Other work exploring event reporting in pediatric medicine has included single-site studies focused on PICUs [32-34], multicenter studies involving children’s hospitals [35] and the Pediatric Emergency Research Network (PECARN) [36]. Although there are differences in the methodologies [3,4], objectives [5], study periods, and taxonomies for classification [37,38], the findings presented here demonstrate similar themes including noncompliance with established procedures, process failures, and communication failures [35,36].

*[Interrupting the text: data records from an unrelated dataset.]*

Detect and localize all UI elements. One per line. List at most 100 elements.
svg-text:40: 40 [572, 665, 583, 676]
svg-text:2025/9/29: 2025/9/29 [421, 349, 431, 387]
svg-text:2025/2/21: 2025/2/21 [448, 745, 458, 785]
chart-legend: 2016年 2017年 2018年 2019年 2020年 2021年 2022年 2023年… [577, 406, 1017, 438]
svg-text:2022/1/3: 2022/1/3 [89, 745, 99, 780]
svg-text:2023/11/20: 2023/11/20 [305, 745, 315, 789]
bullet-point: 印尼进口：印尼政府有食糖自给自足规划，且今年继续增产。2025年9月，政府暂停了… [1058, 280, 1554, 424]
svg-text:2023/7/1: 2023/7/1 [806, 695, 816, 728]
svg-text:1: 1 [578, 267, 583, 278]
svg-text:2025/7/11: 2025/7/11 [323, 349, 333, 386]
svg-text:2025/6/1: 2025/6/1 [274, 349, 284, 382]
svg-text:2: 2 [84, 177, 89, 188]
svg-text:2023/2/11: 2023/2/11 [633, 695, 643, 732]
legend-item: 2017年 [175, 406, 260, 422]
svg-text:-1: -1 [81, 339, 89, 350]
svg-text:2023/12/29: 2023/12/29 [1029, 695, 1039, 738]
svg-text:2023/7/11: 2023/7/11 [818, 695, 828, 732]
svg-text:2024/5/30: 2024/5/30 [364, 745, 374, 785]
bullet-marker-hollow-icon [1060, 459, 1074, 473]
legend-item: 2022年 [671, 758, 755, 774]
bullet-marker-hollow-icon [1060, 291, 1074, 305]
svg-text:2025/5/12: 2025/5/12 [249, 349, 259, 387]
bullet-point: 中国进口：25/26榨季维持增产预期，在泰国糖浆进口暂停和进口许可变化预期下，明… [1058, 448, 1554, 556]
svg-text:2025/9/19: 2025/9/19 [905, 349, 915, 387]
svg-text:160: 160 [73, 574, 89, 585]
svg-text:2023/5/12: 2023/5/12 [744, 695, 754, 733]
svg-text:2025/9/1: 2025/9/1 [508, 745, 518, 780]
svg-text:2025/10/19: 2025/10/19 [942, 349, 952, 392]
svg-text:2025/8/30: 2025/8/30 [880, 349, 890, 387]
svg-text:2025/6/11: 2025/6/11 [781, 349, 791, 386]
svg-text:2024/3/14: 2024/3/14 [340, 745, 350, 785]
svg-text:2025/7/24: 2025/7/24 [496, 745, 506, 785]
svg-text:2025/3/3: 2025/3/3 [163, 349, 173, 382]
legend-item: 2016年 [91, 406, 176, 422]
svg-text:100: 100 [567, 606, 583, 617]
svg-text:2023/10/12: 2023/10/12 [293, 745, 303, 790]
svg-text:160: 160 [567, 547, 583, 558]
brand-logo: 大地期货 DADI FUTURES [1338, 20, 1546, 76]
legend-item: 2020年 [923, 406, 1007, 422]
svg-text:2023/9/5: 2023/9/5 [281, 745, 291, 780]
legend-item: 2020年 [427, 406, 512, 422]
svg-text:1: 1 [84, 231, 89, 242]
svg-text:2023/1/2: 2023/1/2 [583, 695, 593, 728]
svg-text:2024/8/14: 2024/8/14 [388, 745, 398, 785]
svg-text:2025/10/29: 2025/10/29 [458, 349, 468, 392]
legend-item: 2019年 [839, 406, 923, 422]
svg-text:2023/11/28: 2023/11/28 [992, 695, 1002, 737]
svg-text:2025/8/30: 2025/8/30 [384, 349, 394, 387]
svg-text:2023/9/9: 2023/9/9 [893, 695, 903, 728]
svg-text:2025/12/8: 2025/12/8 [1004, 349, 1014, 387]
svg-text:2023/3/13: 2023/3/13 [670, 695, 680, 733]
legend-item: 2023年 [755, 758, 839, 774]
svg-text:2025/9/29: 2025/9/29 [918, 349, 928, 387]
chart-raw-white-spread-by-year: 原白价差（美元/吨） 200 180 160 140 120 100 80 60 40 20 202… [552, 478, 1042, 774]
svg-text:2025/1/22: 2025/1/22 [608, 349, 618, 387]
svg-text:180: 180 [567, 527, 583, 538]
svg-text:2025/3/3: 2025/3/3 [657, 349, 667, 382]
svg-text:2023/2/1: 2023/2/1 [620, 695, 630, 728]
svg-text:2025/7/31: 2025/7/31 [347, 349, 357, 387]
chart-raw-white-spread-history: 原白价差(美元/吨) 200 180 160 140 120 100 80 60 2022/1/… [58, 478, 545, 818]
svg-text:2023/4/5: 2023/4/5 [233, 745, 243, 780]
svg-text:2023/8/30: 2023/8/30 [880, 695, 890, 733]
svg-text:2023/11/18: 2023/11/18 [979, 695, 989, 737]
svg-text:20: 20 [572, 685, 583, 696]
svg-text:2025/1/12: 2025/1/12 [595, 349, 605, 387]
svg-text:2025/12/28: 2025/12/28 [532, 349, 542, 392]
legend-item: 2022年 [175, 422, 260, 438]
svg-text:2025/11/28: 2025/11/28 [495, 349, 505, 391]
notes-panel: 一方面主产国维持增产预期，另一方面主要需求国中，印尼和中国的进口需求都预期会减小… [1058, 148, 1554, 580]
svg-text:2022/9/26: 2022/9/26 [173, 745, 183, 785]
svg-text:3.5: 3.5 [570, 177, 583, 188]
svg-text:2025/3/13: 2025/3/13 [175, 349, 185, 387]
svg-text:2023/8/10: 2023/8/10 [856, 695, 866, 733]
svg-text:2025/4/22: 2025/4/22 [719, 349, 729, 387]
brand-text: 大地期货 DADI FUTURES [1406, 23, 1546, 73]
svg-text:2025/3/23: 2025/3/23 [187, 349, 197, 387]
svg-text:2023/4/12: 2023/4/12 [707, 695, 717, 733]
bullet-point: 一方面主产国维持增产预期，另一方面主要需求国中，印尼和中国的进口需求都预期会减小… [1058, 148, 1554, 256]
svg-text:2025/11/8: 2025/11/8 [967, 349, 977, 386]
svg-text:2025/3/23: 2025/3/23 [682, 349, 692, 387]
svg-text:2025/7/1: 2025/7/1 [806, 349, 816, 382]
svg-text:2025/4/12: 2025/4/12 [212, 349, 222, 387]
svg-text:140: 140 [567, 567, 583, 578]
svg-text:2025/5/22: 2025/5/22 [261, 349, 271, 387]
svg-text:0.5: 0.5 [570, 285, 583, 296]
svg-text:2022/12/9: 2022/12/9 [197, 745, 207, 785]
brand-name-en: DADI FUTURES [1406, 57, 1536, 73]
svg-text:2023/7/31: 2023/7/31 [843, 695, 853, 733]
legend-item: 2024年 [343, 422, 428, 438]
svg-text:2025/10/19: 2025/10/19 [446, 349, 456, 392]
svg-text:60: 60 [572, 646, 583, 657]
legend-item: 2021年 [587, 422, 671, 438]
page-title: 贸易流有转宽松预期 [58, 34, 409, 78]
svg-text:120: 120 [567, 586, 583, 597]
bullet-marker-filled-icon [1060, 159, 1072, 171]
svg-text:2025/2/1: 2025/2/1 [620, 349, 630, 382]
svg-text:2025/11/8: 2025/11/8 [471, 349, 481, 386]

This study adds to the existing literature supporting the value of exploring healthcare-related events with a human factors’ lens. A human factors approach will explore problems by looking at the humans within a system, their interactions with one another and various system components, and redesigns the tasks, interfaces, and system to make lasting improvements [39]. Exploration of the underlying CFs by trained individuals is key to the development of targeted patient safety solutions. Other studies have also found value in applying human factors methods to critical care patient safety as it helps us to understand ‘work as done’ in the clinical environment versus “work as imagined’ [40]. Moreover, these approaches redirect quality improvement efforts to focus on redesigning systems (e.g., environments, tasks, tools and technology, and organization) [6] to improve human performance. Rather than developing more policies, channeling resources to compliance of policies as a reaction to AE and NM (retroactive), investigation into the CFs in a systematic manner with a system like HFACS-Healthcare (proactive) leads to a better understanding of poorly designed systems and unmet needs within the PICU [40].

It is important to note that the retrospective data utilized for analysis originates from a single institution and is not necessarily generalizable across hospitals or pediatric centers, or units with different team compositions (trainees, advanced practice providers etc.). The study site’s unique setting involves a PICU in the pediatric department located within a tertiary academic institution that is a non-children’s hospital; hence the case-mix (acuity, type of patients) could be different from a free-standing children’s hospital.

Additionally, the event data utilized relies heavily on untrained frontline health care providers to enter events and assign a level of harm voluntarily. Healthcare providers rarely receive guidance on what type of information should be included in the report (e.g., contributing systemic factors) to make it useful.

Applying the HFACS-Healthcare framework to event reporting in the PICU may aid in rethinking solutions that may positively impact provider workflow and patient safety. With further research applying the HFACS-Healthcare framework to other settings (academic children’s hospital or the community pediatric intensive care unit), unique CFs could be explored, prompting the proactive application of targeted patient safety solutions for the unique environments with interventions for longitudinal sustainment.

Source of Funding: This research received no specific grant from funding agencies in the public, commercial, or not-for-profit sectors.